The eight scenes of the fresco cycle represent the life of Saint Catherine of Alexandria on the left-hand wall and that of Sant Ambrose on the opposite wall.
Stories of Saint Catherine's life.
Saint Catherine refusing to worship idols.
Conversion and beheading of Empress Faustina
Saint Catherine disputing with scholars
Miracle of the wheel
Beheading of Saint Catherine
Stories of Saint Ambrose's life.
The lunette of the right hand wall, the architectural background is rather refined.
Miracle of the bees
Saint Ambrose becomes bishop
Destruction of the rich man's house
Studio of Saint Ambrose
Death of Saint Ambrose
The end wall of the chapel is filled with a majestic representation of the crucifixion, in a very refined early Renaissance style, the horses, knights and other figures remind us of Paolo Uccello, also known for his style very much influenced by the International Gothic style, like most of the early painters of the XV century.
The vaulting is decorated unusually with the four evangelists paired with the church fathers.
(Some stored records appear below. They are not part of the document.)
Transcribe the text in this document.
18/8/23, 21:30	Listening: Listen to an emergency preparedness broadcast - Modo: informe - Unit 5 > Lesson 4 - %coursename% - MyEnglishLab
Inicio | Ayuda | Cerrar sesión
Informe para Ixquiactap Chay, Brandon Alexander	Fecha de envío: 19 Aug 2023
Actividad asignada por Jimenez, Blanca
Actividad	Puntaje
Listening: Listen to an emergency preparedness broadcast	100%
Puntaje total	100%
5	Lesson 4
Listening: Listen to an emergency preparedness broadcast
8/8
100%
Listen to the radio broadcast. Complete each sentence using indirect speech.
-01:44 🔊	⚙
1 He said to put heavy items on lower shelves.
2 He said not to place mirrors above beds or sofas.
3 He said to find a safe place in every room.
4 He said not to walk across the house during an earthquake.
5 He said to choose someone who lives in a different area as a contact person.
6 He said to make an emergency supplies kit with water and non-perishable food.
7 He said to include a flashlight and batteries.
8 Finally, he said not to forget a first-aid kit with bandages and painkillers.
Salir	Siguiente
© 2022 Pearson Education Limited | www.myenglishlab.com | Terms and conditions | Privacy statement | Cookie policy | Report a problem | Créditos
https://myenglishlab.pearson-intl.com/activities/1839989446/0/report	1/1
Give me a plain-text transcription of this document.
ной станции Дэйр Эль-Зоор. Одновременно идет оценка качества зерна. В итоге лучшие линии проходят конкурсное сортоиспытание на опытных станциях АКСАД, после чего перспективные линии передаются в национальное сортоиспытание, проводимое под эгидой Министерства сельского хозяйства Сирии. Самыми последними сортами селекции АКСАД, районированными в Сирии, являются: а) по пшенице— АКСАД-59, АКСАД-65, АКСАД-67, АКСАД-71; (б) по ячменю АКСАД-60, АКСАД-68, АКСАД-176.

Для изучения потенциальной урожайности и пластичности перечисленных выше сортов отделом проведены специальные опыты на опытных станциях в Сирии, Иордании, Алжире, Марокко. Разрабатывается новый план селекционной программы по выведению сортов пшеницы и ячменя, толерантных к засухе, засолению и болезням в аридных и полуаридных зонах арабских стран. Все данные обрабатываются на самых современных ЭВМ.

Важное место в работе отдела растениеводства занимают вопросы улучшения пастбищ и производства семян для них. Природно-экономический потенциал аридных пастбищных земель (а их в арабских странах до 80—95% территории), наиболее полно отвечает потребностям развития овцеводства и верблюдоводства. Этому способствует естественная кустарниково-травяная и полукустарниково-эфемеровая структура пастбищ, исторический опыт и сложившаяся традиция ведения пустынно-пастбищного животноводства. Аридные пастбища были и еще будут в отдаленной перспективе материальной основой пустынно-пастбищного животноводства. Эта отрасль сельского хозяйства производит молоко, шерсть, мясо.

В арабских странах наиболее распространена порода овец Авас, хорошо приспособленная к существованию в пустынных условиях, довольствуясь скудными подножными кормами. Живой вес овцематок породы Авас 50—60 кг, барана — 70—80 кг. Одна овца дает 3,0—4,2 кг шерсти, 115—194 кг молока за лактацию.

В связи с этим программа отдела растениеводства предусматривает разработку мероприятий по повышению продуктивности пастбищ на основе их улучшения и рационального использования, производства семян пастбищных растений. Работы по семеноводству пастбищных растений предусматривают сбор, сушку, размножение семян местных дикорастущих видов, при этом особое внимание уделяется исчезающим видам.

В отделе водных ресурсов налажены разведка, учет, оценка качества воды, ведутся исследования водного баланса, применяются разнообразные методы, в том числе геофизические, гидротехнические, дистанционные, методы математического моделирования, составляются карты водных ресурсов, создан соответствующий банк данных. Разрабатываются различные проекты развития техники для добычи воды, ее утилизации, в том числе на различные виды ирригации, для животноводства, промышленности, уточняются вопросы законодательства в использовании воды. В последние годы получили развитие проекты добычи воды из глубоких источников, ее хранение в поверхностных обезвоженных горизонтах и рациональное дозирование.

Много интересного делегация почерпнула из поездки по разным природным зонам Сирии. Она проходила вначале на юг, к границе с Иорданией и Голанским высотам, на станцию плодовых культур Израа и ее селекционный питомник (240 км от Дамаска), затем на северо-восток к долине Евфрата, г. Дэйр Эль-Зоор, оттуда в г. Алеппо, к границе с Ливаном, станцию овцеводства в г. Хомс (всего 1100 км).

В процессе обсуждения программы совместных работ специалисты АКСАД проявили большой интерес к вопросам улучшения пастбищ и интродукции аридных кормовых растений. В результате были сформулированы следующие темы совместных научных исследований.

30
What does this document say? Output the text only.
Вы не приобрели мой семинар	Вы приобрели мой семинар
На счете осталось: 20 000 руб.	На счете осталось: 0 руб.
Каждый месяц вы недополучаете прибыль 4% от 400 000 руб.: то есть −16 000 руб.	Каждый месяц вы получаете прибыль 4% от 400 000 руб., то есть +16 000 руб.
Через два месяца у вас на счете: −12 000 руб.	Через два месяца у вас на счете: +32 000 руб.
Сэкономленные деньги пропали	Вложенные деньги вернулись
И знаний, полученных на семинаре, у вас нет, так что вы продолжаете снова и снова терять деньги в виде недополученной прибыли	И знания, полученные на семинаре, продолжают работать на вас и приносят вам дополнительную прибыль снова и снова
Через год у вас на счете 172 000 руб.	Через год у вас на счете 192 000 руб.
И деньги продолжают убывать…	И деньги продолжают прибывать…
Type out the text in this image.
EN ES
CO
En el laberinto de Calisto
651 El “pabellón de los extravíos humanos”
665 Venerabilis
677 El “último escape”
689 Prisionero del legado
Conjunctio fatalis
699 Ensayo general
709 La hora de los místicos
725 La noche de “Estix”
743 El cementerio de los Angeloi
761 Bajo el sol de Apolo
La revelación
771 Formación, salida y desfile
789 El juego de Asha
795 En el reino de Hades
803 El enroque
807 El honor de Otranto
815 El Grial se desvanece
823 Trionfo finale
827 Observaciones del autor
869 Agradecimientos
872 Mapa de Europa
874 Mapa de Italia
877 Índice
The quatrefoils on the face of the entry arch is decorated with portraits of the apostles.
On the outer wall of the chapel there are other two frescoes representing St. Christopher holding Christ and wading through the water, the other is a beautiful Annunciation.
The authorship of the chapel was the subject of a long debate ended only in 1996. Vasari ascribed the frescoes to Masaccio, but he was probably confused. It is possible, however, that Masaccio began the decoration of the chapel before his death in 1428.